11. Charges e cartuns: da relação circunstancial ao jogo dos implícitos

A natureza das charges e dos cartuns, levando em consideração a presença mais marcada de uma determinada circunstância e o quase apagamento de outra, abre-nos mais uma possibilidade de reflexão, desta vez, no tocante ao uso dos implícitos textuais, entendidos como pressupostos e acarretamentos.

É a razão de o chargista trabalhar na evidência da causa no plano da expressão, que nos permite dizer que o seu ofício está focado no pressuposto. O acarretamento ficaria então no extracampo. E o leitor chegaria até ele pela sua, maior ou menor, capacidade de inferência em relacionar o desenho ao seu determinado contexto.

O cartunista, por sua vez, no tocante ao plano da expressão faz justamente o contrário. O foco de seu texto é o ser em condição de estado, portanto, inserido como acarretamento de ações que estariam no extracampo. Mais uma vez, o resgate da compreensão estaria a cargo do leitor na sua relação com o contexto do desenho. Mas seu olhar agora estaria voltado para os pressupostos acerca das ações que teriam levado o sujeito, personagem ou ambiente, àquela situação referenciada no cartum.

Portanto, a leitura da charge e do cartum é a leitura dos implícitos na sua relação contrária. A charge oferece ao sujeito uma causa, por assim dizer, um pressuposto, fazendo com que o mesmo busque compreender o texto pela pesquisa, relação de inferência, à conseqüência, vista aqui como acarretamento. No caso do cartum, o comportamento é exatamente o contrário.

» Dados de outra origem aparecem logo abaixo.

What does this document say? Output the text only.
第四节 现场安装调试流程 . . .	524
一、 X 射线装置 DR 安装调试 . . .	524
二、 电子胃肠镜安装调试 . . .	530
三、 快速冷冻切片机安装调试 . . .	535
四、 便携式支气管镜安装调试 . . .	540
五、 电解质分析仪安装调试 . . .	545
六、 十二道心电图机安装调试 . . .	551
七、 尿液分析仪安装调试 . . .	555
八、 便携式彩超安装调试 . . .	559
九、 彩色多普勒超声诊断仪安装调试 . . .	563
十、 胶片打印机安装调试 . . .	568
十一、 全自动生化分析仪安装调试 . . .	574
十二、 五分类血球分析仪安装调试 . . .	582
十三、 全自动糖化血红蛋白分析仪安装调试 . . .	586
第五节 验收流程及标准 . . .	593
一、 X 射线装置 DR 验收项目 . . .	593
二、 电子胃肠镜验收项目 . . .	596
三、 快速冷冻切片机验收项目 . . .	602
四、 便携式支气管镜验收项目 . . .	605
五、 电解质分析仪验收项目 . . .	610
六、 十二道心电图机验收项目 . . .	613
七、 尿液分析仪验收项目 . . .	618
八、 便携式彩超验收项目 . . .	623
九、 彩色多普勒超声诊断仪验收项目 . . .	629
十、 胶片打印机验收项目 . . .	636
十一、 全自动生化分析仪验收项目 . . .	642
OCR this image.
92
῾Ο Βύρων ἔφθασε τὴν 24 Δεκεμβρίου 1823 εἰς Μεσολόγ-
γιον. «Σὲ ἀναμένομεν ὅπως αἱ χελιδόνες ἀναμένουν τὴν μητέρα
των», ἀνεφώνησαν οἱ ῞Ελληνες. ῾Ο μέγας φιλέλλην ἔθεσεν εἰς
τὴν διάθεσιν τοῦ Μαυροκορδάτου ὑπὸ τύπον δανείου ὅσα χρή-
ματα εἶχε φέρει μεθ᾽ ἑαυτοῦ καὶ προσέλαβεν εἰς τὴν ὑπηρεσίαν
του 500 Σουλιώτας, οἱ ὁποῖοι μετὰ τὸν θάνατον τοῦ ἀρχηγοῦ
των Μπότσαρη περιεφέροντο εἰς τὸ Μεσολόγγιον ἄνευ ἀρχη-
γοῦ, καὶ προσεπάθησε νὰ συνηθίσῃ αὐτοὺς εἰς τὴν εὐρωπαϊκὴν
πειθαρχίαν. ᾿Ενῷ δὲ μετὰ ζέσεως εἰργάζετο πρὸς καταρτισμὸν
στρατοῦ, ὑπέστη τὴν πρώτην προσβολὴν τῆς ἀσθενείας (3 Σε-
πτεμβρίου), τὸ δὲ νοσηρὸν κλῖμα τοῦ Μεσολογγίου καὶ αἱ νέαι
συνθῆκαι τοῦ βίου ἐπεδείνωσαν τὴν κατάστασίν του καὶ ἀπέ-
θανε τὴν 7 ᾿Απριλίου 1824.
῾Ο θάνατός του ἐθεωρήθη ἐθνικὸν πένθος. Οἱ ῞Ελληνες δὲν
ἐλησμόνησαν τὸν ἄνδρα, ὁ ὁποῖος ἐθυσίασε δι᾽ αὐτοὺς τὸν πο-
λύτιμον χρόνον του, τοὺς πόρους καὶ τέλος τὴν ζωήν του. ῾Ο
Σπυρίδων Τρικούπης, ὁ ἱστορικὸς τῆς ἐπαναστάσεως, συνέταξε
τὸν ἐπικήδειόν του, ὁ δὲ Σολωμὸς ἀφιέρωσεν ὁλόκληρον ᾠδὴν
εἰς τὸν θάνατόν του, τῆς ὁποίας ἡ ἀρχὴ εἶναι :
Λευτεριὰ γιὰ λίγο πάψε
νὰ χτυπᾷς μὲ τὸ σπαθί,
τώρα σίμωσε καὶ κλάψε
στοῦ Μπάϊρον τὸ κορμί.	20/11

12. Um pouco de metodologia para a situação escolar

As charges e os cartuns não são discursos isolados na cadeia comunicacional. Sua utilização em contextos escolares é, por isso, bastante produtiva, pois coloca o aluno frente ampla discussão que não incide apenas ao nível da linguagem no seu sentido restrito. Uma das riquezas dessas formas textuais está justamente no que elas contribuem para as diversas abordagens. É possível analisar uma charge ou um cartum sob três perspectivas diferentes: intratextual, intertextual e extratextual. A intratextualidade contemplaria a abordagem formal, características de produção do autor, recorrência às figuras de linguagem, relação de causa e conseqüência, enfim, representação formal dos temas no interior mesmo dos textos. A abordagem intertextual permitiria ao professor realizar o cruzamento do assunto da charge ou do cartum com as diferentes áreas do conhecimento, principalmente com a história dos livros e dos jornais. É muito comum e bastante produtivo fazer correspondência dos quadros de textos visuais com a literatura, o folclore e a música. Mais simples das três formas de abordagem é a extratextual, mas talvez a que mais importa para se fechar o ciclo da análise do texto visual. Essa análise consiste no olhar do leitor do texto para a sua exterioridade e da exterioridade para dentro do texto. É, pois, nesse processo dialético, dentro e fora do texto, que o leitor vai construir as relações significativas da vida com aquilo que lhe comunicado pelas imagens.

13. Conclusão

Advogar pela construção de um método de leitura das charges e cartuns parece ser a ambição do trabalho exposto. Todavia, este será possível somente a partir do momento em que o leitor conseguir separar os dois modelos textuais em todos os níveis. Esta é a razão porque as diferenças possíveis foram colocadas no presente trabalho como pares opostos. A idéia de dividir as duas formas textuais em subgêneros do “gênero texto visual” é uma tentativa de colocar um pouco de ordem naquilo que é produzido e abordado nessa área e, assim, dar ao estudo um traço mais peculiar de funcionalidade.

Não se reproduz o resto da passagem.